Finally, I’ve got it.
I’ve grasped what God really wants and expects from me. All this time, He’s been gently screaming these words at me, and I have been ignoring Him.
Hey! I’ve been busy…. honestly….. busy doing all but this. What have I been busy doing?
I’ve been busy trying to build a name for myself.
I’ve been busy trying to build a career for myself.
I’ve been busy neglecting people and things that should be most important.
I’ve been busy ignoring God (ugh, that’s hard to say, but it’s true).
I’ve been doing everything but, making room for what really matters the most. That would
probably (not probably, it does) explain my discontentment. I have truly been focused on the wrong things. I can’t help but to think to myself, How many times will I continue to go around this mountain before I finally get it?

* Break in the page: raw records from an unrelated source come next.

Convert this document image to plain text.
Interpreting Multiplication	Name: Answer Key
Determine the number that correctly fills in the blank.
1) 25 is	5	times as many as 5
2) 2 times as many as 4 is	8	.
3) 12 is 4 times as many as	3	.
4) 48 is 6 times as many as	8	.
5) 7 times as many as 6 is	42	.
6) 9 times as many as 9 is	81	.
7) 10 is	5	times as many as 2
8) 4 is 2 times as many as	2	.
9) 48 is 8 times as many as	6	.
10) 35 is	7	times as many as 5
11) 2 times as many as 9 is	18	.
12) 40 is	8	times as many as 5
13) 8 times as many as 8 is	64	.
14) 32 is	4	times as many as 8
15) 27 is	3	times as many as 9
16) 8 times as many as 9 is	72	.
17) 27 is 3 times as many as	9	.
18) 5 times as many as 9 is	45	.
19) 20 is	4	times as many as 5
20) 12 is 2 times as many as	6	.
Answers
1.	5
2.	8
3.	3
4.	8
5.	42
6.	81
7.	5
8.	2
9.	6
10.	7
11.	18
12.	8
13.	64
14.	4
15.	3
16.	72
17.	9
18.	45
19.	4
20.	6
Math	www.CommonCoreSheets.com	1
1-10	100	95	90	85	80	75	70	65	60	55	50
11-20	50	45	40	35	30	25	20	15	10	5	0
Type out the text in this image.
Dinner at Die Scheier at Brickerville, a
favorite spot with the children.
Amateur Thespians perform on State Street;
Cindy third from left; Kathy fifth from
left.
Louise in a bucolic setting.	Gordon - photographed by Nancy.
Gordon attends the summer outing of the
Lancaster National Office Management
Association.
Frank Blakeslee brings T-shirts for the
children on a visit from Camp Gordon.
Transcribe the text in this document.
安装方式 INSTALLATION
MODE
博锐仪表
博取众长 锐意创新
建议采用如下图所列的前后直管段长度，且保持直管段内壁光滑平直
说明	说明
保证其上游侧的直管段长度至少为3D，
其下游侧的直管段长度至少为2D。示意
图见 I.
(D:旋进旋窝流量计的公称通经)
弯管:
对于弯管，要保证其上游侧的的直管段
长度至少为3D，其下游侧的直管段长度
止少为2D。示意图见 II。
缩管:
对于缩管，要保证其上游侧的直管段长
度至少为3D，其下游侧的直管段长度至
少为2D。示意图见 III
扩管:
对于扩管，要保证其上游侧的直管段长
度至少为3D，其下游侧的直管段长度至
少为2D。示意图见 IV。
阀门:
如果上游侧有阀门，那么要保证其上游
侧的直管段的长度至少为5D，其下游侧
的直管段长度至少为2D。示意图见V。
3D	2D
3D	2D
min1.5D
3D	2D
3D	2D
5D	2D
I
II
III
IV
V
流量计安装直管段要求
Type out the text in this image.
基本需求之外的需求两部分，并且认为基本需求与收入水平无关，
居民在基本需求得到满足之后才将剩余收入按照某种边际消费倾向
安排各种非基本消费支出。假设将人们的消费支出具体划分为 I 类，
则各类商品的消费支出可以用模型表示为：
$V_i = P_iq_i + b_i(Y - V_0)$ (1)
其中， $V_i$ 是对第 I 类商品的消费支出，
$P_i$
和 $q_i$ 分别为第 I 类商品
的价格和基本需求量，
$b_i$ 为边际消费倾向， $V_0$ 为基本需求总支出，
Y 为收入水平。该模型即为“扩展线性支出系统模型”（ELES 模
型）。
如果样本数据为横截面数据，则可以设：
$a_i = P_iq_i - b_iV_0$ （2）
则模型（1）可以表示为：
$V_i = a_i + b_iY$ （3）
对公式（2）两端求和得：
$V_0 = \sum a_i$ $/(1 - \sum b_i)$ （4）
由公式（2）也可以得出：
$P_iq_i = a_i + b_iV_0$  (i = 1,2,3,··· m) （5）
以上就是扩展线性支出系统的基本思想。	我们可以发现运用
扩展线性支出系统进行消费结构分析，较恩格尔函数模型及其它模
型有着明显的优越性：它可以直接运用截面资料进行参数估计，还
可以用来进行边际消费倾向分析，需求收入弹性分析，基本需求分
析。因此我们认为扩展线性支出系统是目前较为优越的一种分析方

You’ve been traveling around this mountain long enough. Head north. ~Deuteronomy 2:3, CEB
Well, I get it. I sooooooo get it! I have been there way too many times; always ending up at the same place. It’s torment, I tell you. It has robbed me of God’s precious peace. Not anymore, though. I’m taking my peace back. It’s mine. I don’t deserve it. Yet, God made me worthy of it. He sent His one and only Son to die on the cross so that I could have peace. Jesus, Himself, promised me this peace.
Peace I leave with you; My peace I give to you; not as the world gives do I give to you. Do not let your heart be troubled, nor let it be fearful. ~John 14:27, NASB
So here’s what I’ve finally gotten. It’s the one thing that I must honestly say I have not truly done. Yet, I know that God has been asking me to do it.
Do you remember the time that I blogged about relinquishing my throne? Well, it turns out that I didn’t. I had every intention to. Honestly. The truth of the matter is that I don’t want to be there. It’s not my place. I know that. Moving out of the way has been hard. I have triiiieeeeeeed (though maybe not hard enough)! Stepping down. Stepping up. Stepping back down. Stepping back up. I just have not learned how to be in my rightful place. I have not learned how to get out of God’s way. Thankfully, that stops today. Because………
I’m done with getting in God’s way. It’s clear that I do not know what’s best for my life, family, career, or ministry more than He does. He knows all things.
“For My thoughts are not your thoughts, nor are your ways My ways,” declares the LORD. ~Isaiah 55:8, NASB
What I am glad for is that when I make a mess of things, because I’m human, God is merciful and compassionate enough to clean up the mess that I make. He causes all things, even when I’ve made the mess, to work out for my good. In knowing and accepting this divine truth……..
I surrender my life.
I surrender my marriage.
I surrender my family.
I surrender my career.
I surrender my health.
I …………..surrender…………….. all.
It’s in surrender that I learn to make room in life for what matters most. It’s in surrender that I keep the peace Jesus Christ gave me. It’s in surrender that every area of my life will finally resemble the One who gave me life in the first place. It’s in surrender that God will truly get what belongs to Him. Glory.
I get it. I finally get it.
“Making room for what matters the most comes when I surrender.”